Russian President Vladimir Putin denied reports that civilians were killed in any Russian airstrikes.
"We are ready for such information attacks," he said in a live broadcast from the Kremlin. "The first reports of civilian casualties came even before our jets took off."
Russian Defense Ministry Igor Konashenkov said Russian aircraft damaged or destroyed 12 targets in Syria belonging to the Islamic State group including a command center and two ammunition depots. Officials acknowledged, however, that other unidentified groups were being targeted as well.
Konashenkov said Russian Su-25M and Su-25 jets flew 20 sorties between Wednesday and Thursday morning, and he insisted that civilian areas were not targeted.
The Britain-based Syrian Observatory for Human Rights said airstrikes in the central province of Hama on Thursday hit locations of the U.S.-backed rebel group, Tajamu Alezzah, as well as the province of Idlib, which is controlled by a coalition of rebel groups that include al-Qaida's affiliate in Syria, Jabhat al-Nusra.
The British group said Tajamu Alezzah was also targeted on Wednesday.
Russia's air campaign in support of Syrian government forces began Wednesday in what Putin called a pre-emptive strike against militants.

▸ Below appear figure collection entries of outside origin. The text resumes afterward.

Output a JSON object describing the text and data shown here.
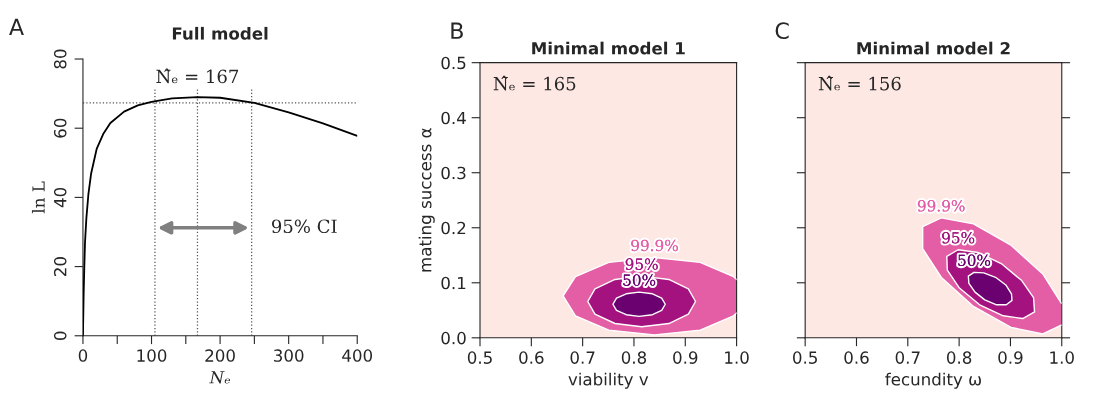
{
  "chart_data": [
    {
      "type": "line",
      "title": "Full model",
      "xlabel": "Nₑ",
      "ylabel": "ln L",
      "x": [
        0,
        1,
        2,
        3,
        5,
        8,
        12,
        20,
        30,
        40,
        60,
        80,
        100,
        130,
        167,
        200,
        250,
        300,
        350,
        400
      ],
      "series": [
        {
          "color": "#000000",
          "values": [
            0,
            12,
            20,
            27,
            34,
            41,
            47,
            54,
            58.5,
            61.5,
            64.8,
            66.6,
            67.6,
            68.6,
            69,
            68.8,
            67.3,
            64.6,
            61.4,
            57.8
          ]
        }
      ],
      "xlim": [
        0,
        400
      ],
      "ylim": [
        0,
        80
      ],
      "xticks": [
        0,
        {
          "value": 50,
          "label": null
        },
        100,
        {
          "value": 150,
          "label": null
        },
        200,
        {
          "value": 250,
          "label": null
        },
        300,
        {
          "value": 350,
          "label": null
        },
        400
      ],
      "yticks": [
        0,
        20,
        40,
        60,
        80
      ],
      "ref_lines": [
        {
          "axis": "y",
          "value": 67.3,
          "line_style": "dotted",
          "color": "#555555"
        },
        {
          "axis": "x",
          "value": 105,
          "line_style": "dotted",
          "color": "#555555"
        },
        {
          "axis": "x",
          "value": 167,
          "label": "N̂ₑ = 167",
          "line_style": "dotted",
          "color": "#555555"
        },
        {
          "axis": "x",
          "value": 246,
          "line_style": "dotted",
          "color": "#555555"
        }
      ],
      "annotations": [
        "A",
        "95% CI"
      ],
      "grid": false,
      "legend": false,
      "line_style": "solid",
      "marker": "none"
    },
    {
      "type": "line",
      "title": "Minimal model 1",
      "xlabel": "viability v",
      "ylabel": "mating success α",
      "series": [
        {
          "name": "50%",
          "type": "area",
          "color": "#6b0070",
          "x": [
            0.861,
            0.854,
            0.836,
            0.81,
            0.785,
            0.766,
            0.759,
            0.766,
            0.785,
            0.81,
            0.836,
            0.854,
            0.861
          ],
          "values": [
            0.061,
            0.072,
            0.08,
            0.083,
            0.08,
            0.072,
            0.061,
            0.05,
            0.042,
            0.039,
            0.042,
            0.05,
            0.061
          ]
        },
        {
          "name": "95%",
          "type": "area",
          "color": "#a3127f",
          "x": [
            0.92,
            0.906,
            0.868,
            0.815,
            0.763,
            0.724,
            0.71,
            0.724,
            0.763,
            0.815,
            0.868,
            0.906,
            0.92
          ],
          "values": [
            0.066,
            0.089,
            0.106,
            0.112,
            0.106,
            0.089,
            0.066,
            0.043,
            0.026,
            0.02,
            0.026,
            0.043,
            0.066
          ]
        },
        {
          "name": "99.9%",
          "type": "area",
          "color": "#e45ea6",
          "x": [
            1.0,
            0.994,
            0.929,
            0.84,
            0.751,
            0.686,
            0.662,
            0.686,
            0.751,
            0.84,
            0.929,
            0.994,
            1.0
          ],
          "values": [
            0.045,
            0.04,
            0.014,
            0.005,
            0.014,
            0.04,
            0.076,
            0.111,
            0.137,
            0.146,
            0.137,
            0.111,
            0.106
          ]
        }
      ],
      "xlim": [
        0.5,
        1.0
      ],
      "ylim": [
        0,
        0.5
      ],
      "xticks": [
        0.5,
        0.6,
        0.7,
        0.8,
        0.9,
        {
          "value": 1.0,
          "label": "1.0"
        }
      ],
      "yticks": [
        {
          "value": 0.0,
          "label": "0.0"
        },
        0.1,
        0.2,
        0.3,
        0.4,
        0.5
      ],
      "annotations": [
        "B",
        "N̂ₑ = 165"
      ],
      "grid": false,
      "legend": false,
      "line_style": "solid",
      "marker": "none"
    },
    {
      "type": "line",
      "title": "Minimal model 2",
      "xlabel": "fecundity ω",
      "series": [
        {
          "name": "50%",
          "type": "area",
          "color": "#6b0070",
          "x": [
            0.903,
            0.892,
            0.873,
            0.85,
            0.831,
            0.819,
            0.818,
            0.829,
            0.848,
            0.871,
            0.891,
            0.902,
            0.903
          ],
          "values": [
            0.068,
            0.06,
            0.06,
            0.069,
            0.083,
            0.099,
            0.112,
            0.119,
            0.118,
            0.11,
            0.096,
            0.08,
            0.068
          ]
        },
        {
          "name": "95%",
          "type": "area",
          "color": "#a3127f",
          "x": [
            0.947,
            0.924,
            0.886,
            0.84,
            0.8,
            0.777,
            0.776,
            0.798,
            0.837,
            0.882,
            0.922,
            0.945,
            0.947
          ],
          "values": [
            0.047,
            0.035,
            0.04,
            0.06,
            0.091,
            0.123,
            0.148,
            0.16,
            0.155,
            0.135,
            0.104,
            0.073,
            0.047
          ]
        },
        {
          "name": "99.9%",
          "type": "area",
          "color": "#e45ea6",
          "x": [
            0.999,
            0.963,
            0.901,
            0.828,
            0.766,
            0.729,
            0.729,
            0.765,
            0.828,
            0.9,
            0.963,
            0.999
          ],
          "values": [
            0.023,
            0.007,
            0.019,
            0.057,
            0.109,
            0.162,
            0.202,
            0.218,
            0.207,
            0.169,
            0.116,
            0.063
          ]
        }
      ],
      "xlim": [
        0.5,
        1.0
      ],
      "ylim": [
        0,
        0.5
      ],
      "xticks": [
        0.5,
        0.6,
        0.7,
        0.8,
        0.9,
        {
          "value": 1.0,
          "label": "1.0"
        }
      ],
      "yticks": [
        0.0,
        0.1,
        0.2,
        0.3,
        0.4,
        0.5
      ],
      "tick_labels": "x",
      "annotations": [
        "C",
        "N̂ₑ = 156"
      ],
      "grid": false,
      "legend": false,
      "line_style": "solid",
      "marker": "none"
    }
  ]
}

Putin's spokesman, Dmitry Peskov, said Russia was going after IS militants as well as a "list" of other groups.
"These organizations are well known and the targets are chosen in coordination with the armed forces of Syria," he said Thursday, without specifying.

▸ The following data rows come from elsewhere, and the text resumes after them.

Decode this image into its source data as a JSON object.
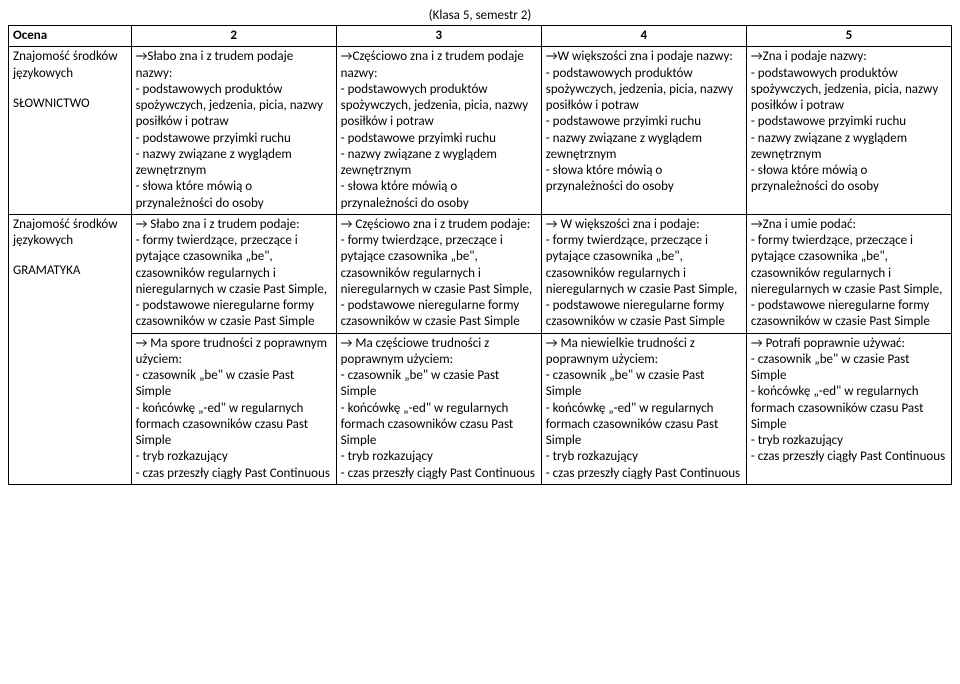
{
  "title": "(Klasa 5, semestr 2)",
  "header": {
    "ocena": "Ocena",
    "g2": "2",
    "g3": "3",
    "g4": "4",
    "g5": "5"
  },
  "row1": {
    "label_line1": "Znajomość środków",
    "label_line2": "językowych",
    "label_sub": "SŁOWNICTWO",
    "c2": "→Słabo zna i z trudem podaje nazwy:\n- podstawowych produktów spożywczych, jedzenia, picia, nazwy posiłków i potraw\n- podstawowe  przyimki ruchu\n- nazwy związane z wyglądem zewnętrznym\n- słowa które mówią o przynależności do osoby",
    "c3": "→Częściowo zna i z trudem podaje nazwy:\n- podstawowych produktów spożywczych, jedzenia, picia, nazwy posiłków i potraw\n- podstawowe  przyimki ruchu\n- nazwy związane z wyglądem zewnętrznym\n- słowa które mówią o przynależności do osoby",
    "c4": "→W większości zna i podaje nazwy:\n- podstawowych produktów spożywczych, jedzenia, picia, nazwy posiłków i potraw\n- podstawowe  przyimki ruchu\n- nazwy związane z wyglądem zewnętrznym\n- słowa które mówią o przynależności do osoby",
    "c5": "→Zna i podaje nazwy:\n- podstawowych produktów spożywczych, jedzenia, picia, nazwy posiłków i potraw\n- podstawowe  przyimki ruchu\n- nazwy związane z wyglądem zewnętrznym\n- słowa które mówią o przynależności do osoby"
  },
  "row2": {
    "label_line1": "Znajomość środków",
    "label_line2": "językowych",
    "label_sub": "GRAMATYKA",
    "c2a": "→ Słabo zna i z trudem podaje:\n- formy twierdzące, przeczące i pytające czasownika „be\", czasowników regularnych i nieregularnych  w czasie Past Simple,\n- podstawowe nieregularne formy czasowników w czasie Past Simple",
    "c3a": "→ Częściowo zna i z trudem podaje:\n- formy twierdzące, przeczące i pytające czasownika „be\", czasowników regularnych i nieregularnych  w czasie Past Simple,\n- podstawowe nieregularne formy czasowników w czasie Past Simple",
    "c4a": "→ W większości zna i podaje:\n- formy twierdzące, przeczące i pytające czasownika „be\", czasowników regularnych i nieregularnych  w czasie Past Simple,\n- podstawowe nieregularne formy czasowników w czasie Past Simple",
    "c5a": "→Zna i umie podać:\n- formy twierdzące, przeczące i pytające czasownika „be\", czasowników regularnych i nieregularnych  w czasie Past Simple,\n- podstawowe nieregularne formy czasowników w czasie Past Simple",
    "c2b": "→ Ma spore trudności z poprawnym użyciem:\n- czasownik „be\"  w czasie Past Simple\n- końcówkę „-ed\" w regularnych formach czasowników czasu Past Simple\n- tryb rozkazujący\n- czas przeszły ciągły Past Continuous",
    "c3b": "→ Ma częściowe trudności z poprawnym użyciem:\n- czasownik „be\" w czasie Past Simple\n- końcówkę „-ed\" w regularnych formach czasowników czasu Past Simple\n- tryb rozkazujący\n- czas przeszły ciągły Past Continuous",
    "c4b": "→ Ma niewielkie trudności z poprawnym użyciem:\n- czasownik „be\" w czasie Past Simple\n- końcówkę „-ed\" w regularnych formach czasowników czasu Past Simple\n- tryb rozkazujący\n- czas przeszły ciągły Past Continuous",
    "c5b": "→ Potrafi poprawnie używać:\n- czasownik „be\" w czasie Past Simple\n- końcówkę „-ed\" w regularnych formach czasowników czasu Past Simple\n- tryb rozkazujący\n- czas przeszły ciągły Past Continuous"
  }
}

On Wednesday, however, Sergei Ivanov, Putin's chief of staff, said "the operation's target is solely air support for the Syrian government forces in their fight against the ISIS."

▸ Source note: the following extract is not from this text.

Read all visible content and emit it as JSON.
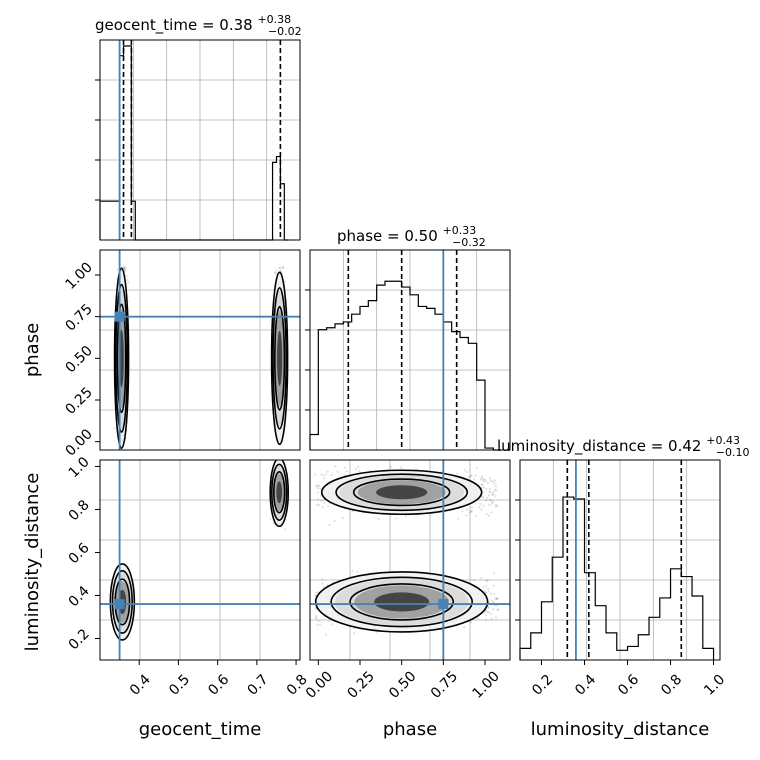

Putin has said Russia would be fighting "gangs of international terrorists." The Syrian government considers all rebel groups terrorists.
In Paris, Russian Ambassador Alexander Orlov insisted that Russian warplanes in Syria were hitting at the same extremists targeted by the U.S. and denied American claims that its military failed to coordinate the airstrikes.
Orlov said the targets were installations for IS and Jabhat al-Nusra, "two terrorist organizations recognized as such."
The U.S. and Russia agree on the need to fight IS but not about what to do with President Bashar Assad. The Syrian civil war, which grew out of an uprising against Assad, has killed more than 250,000 people since March 2011 and sent millions of refugees fleeing to other countries in the Middle East and Europe.
With American and allied airstrikes daily, and now Russian warplanes in the Syrian airspace, the war is taking on a dangerous new dimension.
Orlov said Russian officials warned the Americans "via confidential channels" of where they planned to strike. He also noted a coordination center was being set up in Baghdad that would include Syrians, Iraqis, Iranians and Russians — and any other country that wants to participate.
Khaled Khoja, head of the Syrian National Council opposition group, said at the U.N. that Russian airstrikes in four areas, including Talbiseh, killed 36 civilians, with five children among the dead. The claim could not be independently verified.
Iran's Foreign Ministry said it fully supports Russian airstrikes against "terrorist groups" in Syria.
The ministry's spokeswoman, Marzieh Afkham, said the "Islamic Republic of Iran considers military action by Russia against armed terrorist groups to be a step toward fighting terrorism and toward resolving the current crisis" in Syria.
Her statement was carried by the official IRNA news agency.